2

I am stuck with a very simple question, but I don't really understand sampling, so please help me.

Assume that I perform Bernoulli sampling with parameter $q$ on data D, and obtain sample S1. Then on S1, I perform another Bernoulli sampling with parameter $q'$, and obtain result sample S2. Is the resulting sample S2 a random sample of the original data D?

kjetil b halvorsen
  • 63,378
  • 26
  • 142
  • 467
  • 1
    In an [answer to a related question](http://stats.stackexchange.com/questions/50/what-is-meant-by-a-random-variable/54894#54894) about random variables I describe a standard model for sampling that might help you reason through this question. – whuber Dec 03 '13 at 16:18
  • @whuber: Thank you very much for the model. You said that for a random variable we can say that "X(ω) will lie between such-and-such (a) and such-and-such (b)". I am not sure if this holds in the problem I described? – Long Vehicle Dec 03 '13 at 17:07
  • 1
    What you should focus on is the drawing-tickets-from-a-box metaphor. In its terms, your question is this: I drew a bunch of tickets from a box according to a certain procedure.

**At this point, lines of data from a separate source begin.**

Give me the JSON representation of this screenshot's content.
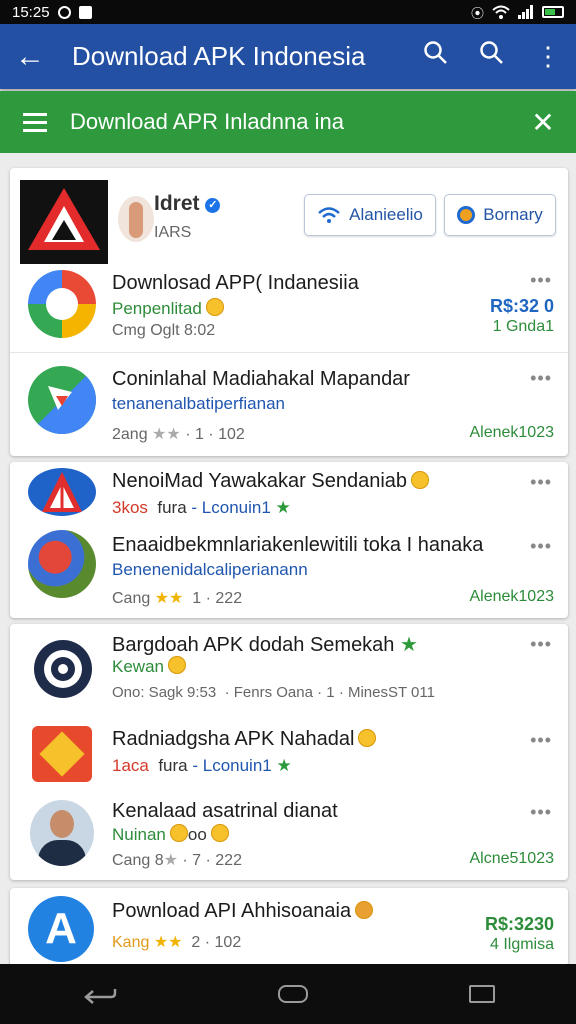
{
  "status_bar": {
    "time": "15:25",
    "icons": [
      "alarm-icon",
      "image-icon",
      "wifi-icon",
      "signal-icon",
      "battery-icon"
    ]
  },
  "app_bar": {
    "title": "Download APK Indonesia",
    "back_icon": "←",
    "search_icon": "⌕",
    "more_icon": "⋮"
  },
  "sub_bar": {
    "title": "Download APR Inladnna ina",
    "close_icon": "✕"
  },
  "header_card": {
    "profile_name": "Idret",
    "profile_sub": "IARS",
    "button1_label": "Alanieelio",
    "button2_label": "Bornary"
  },
  "apps": [
    {
      "title": "Downlosad APP( Indanesiia",
      "subtitle": "Penpenlitad",
      "meta": "Cmg  Oglt    8:02",
      "right_top": "R$:32 0",
      "right_bottom": "1 Gnda1"
    },
    {
      "title": "Coninlahal Madiahakal Mapandar",
      "subtitle": "tenanenalbatiperfianan",
      "meta": "2ang",
      "stars": "★★",
      "meta2": "· 1 · 102",
      "right_bottom": "Alenek1023"
    },
    {
      "title": "NenoiMad Yawakakar Sendaniab",
      "subtitle_a": "3kos",
      "subtitle_b": "fura",
      "subtitle_c": "- Lconuin1",
      "meta": ""
    },
    {
      "title": "Enaaidbekmnlariakenlewitili toka I hanaka",
      "subtitle": "Benenenidalcaliperianann",
      "meta": "Cang",
      "stars": "★★",
      "meta2": "1 · 222",
      "right_bottom": "Alenek1023"
    },
    {
      "title": "Bargdoah APK dodah Semekah",
      "subtitle": "Kewan",
      "meta": "Ono:  Sagk    9:53",
      "meta_mid": "· Fenrs  Oana",
      "meta_end": "· 1 · MinesST 011"
    },
    {
      "title": "Radniadgsha APK Nahadal",
      "subtitle_a": "1aca",
      "subtitle_b": "fura",
      "subtitle_c": "- Lconuin1"
    },
    {
      "title": "Kenalaad asatrinal dianat",
      "subtitle": "Nuinan",
      "subtitle_b": "oo",
      "meta": "Cang  8",
      "stars": "★",
      "meta2": "· 7 · 222",
      "right_bottom": "Alcne51023"
    },
    {
      "title": "Pownload API Ahhisoanaia",
      "subtitle": "Kang",
      "stars": "★★",
      "meta2": "2 · 102",
      "right_top": "R$:3230",
      "right_bottom": "4  Ilgmisa"
    }
  ],
  "more_label": "•••",
  "colors": {
    "app_bar": "#2350a3",
    "sub_bar": "#2e9a3d",
    "price": "#1f66c1",
    "green_text": "#2d8c3a",
    "red_text": "#d23a2a",
    "blue_text": "#2056b0"
  }
}
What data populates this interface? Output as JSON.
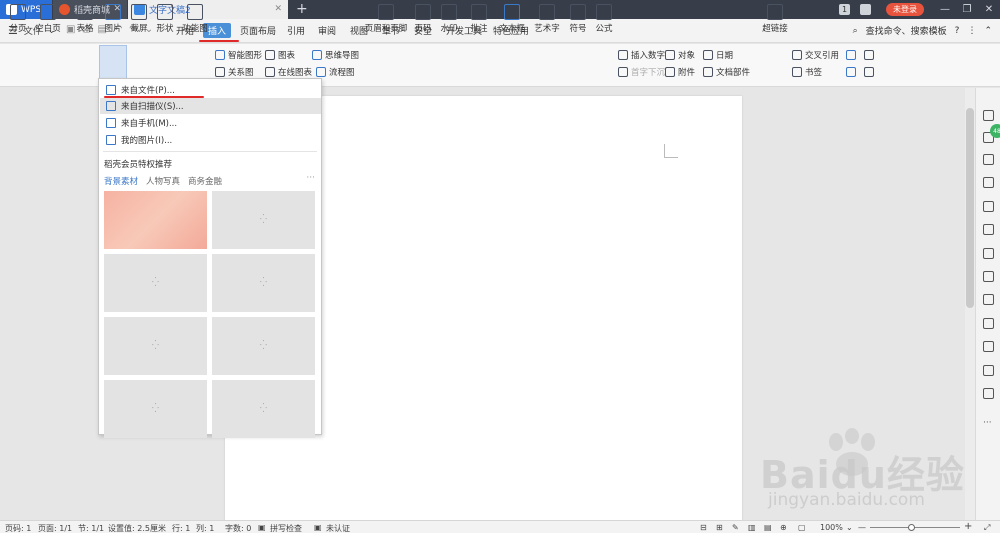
{
  "titlebar": {
    "tabs": [
      {
        "label": "WPS"
      },
      {
        "label": "稻壳商城"
      },
      {
        "label": "文字文稿2"
      }
    ],
    "badge": "1",
    "login_label": "未登录"
  },
  "menubar": {
    "file_label": "文件",
    "items": [
      "开始",
      "插入",
      "页面布局",
      "引用",
      "审阅",
      "视图",
      "章节",
      "安全",
      "开发工具",
      "特色应用"
    ],
    "active": "插入",
    "search_label": "查找命令、搜索模板"
  },
  "ribbon": {
    "big": [
      "分页",
      "空白页",
      "表格",
      "图片",
      "截屏",
      "形状",
      "功能图",
      "页眉和页脚",
      "页码",
      "水印",
      "批注",
      "文本框",
      "艺术字",
      "符号",
      "公式",
      "超链接"
    ],
    "small": {
      "smartart": "智能图形",
      "chart": "图表",
      "mindmap": "思维导图",
      "relation": "关系图",
      "online_chart": "在线图表",
      "flowchart": "流程图",
      "insert_number": "插入数字",
      "object": "对象",
      "date": "日期",
      "first_sink": "首字下沉",
      "attachment": "附件",
      "doc_parts": "文档部件",
      "crossref": "交叉引用",
      "bookmark": "书签"
    }
  },
  "dropdown": {
    "items": [
      "来自文件(P)...",
      "来自扫描仪(S)...",
      "来自手机(M)...",
      "我的图片(I)..."
    ],
    "section_title": "稻壳会员特权推荐",
    "tabs": [
      "背景素材",
      "人物写真",
      "商务金融"
    ],
    "more": "···"
  },
  "statusbar": {
    "page": "页码: 1",
    "pages": "页面: 1/1",
    "section": "节: 1/1",
    "setting": "设置值: 2.5厘米",
    "row": "行: 1",
    "col": "列: 1",
    "words": "字数: 0",
    "spell": "拼写检查",
    "auth": "未认证",
    "zoom": "100%"
  },
  "watermark": {
    "text": "Baidu经验",
    "sub": "jingyan.baidu.com"
  }
}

Then I randomly chose among those I just drew. Is this the same as if I had originally chosen a smaller number of tickets? The answer might depend on the procedures used to draw tickets, but in some cases it should be clear. To get started, you ought to think about the following: for any given ticket in the box, what is its chance of winding up in the ultimate (second) sample? – whuber Dec 03 '13 at 17:51

2 Answers2

1

A rigorous and conceptually simple way to assess sampling procedures is to compute the chance that any particular subset of the population could be the sample.

In Bernoulli sampling, independent Bernoulli random variables $X_i$ (with stipulated probabilities, usually all equal) are associated with the population members $i$. The sample consists of all members $i$ for which $X_i=1$. The question concerns a situatoin where this procedure is repeated--with a new independent set of random variables $Y_j$--on the sample that is obtained.

At this point we can use a little trick to clarify the situation: in addition to assigning random variables $Y_j$ to the members of the first sample, also assign random variables $Y_{j'}$ to all other members $j'$ of the population. Because we never observe these random variables, including them in this conceptual setup makes no difference.

Thus, the sampling model is this: associated with each population member $i$ are two independent Bernoulli variables, $X_i$ with parameter $q$ and $Y_i$ with parameter $q'$. The chance that $i$ appears in the final sample is the chance that both $X_i=1$ and $Y_i=1.$ Because these two variables are independent, their probabilities multiply, whence the chance that $i$ is in the sample equals $qq'$. The chance that $j\ne i$ is also in the sample is--by construction--independent of that outcome, so that's all the computation we need to do: the probability of any subset equaling the sample is the product of probabilities of its members.

In effect, then, the two-stage procedure determines whether $i$ is in the sample by evaluating the product $X_iY_i$. This random variable has the chance $qq'$ of equaling $1$ and the chance $1-qq'$ of equaling $0$: that is precisely what it means to be a Bernoulli variable. We have thereby seen that the two-stage procedure is Bernoulli sampling with probability $qq'$.

whuber
  • 281,159
  • 54
  • 637
  • 1,101
0

A nice overview of sampling techniques for this purpose can be found in
[Non-Uniformity Issues and Workarounds in Bounded-Size Sampling, VLDB 2013] and
[Maintaining bounded-size sample synopses of evolving datasets, VLDB 2007].

The answer can be found in Section 2.3 from [Non-Uniformity Issues and Workarounds in Bounded-Size Sampling, VLDB 2013]. It is a uniform sample, as long as we perform subsampling based on the original datasize rather than on the sample size. In this case, sample size is probabilistic.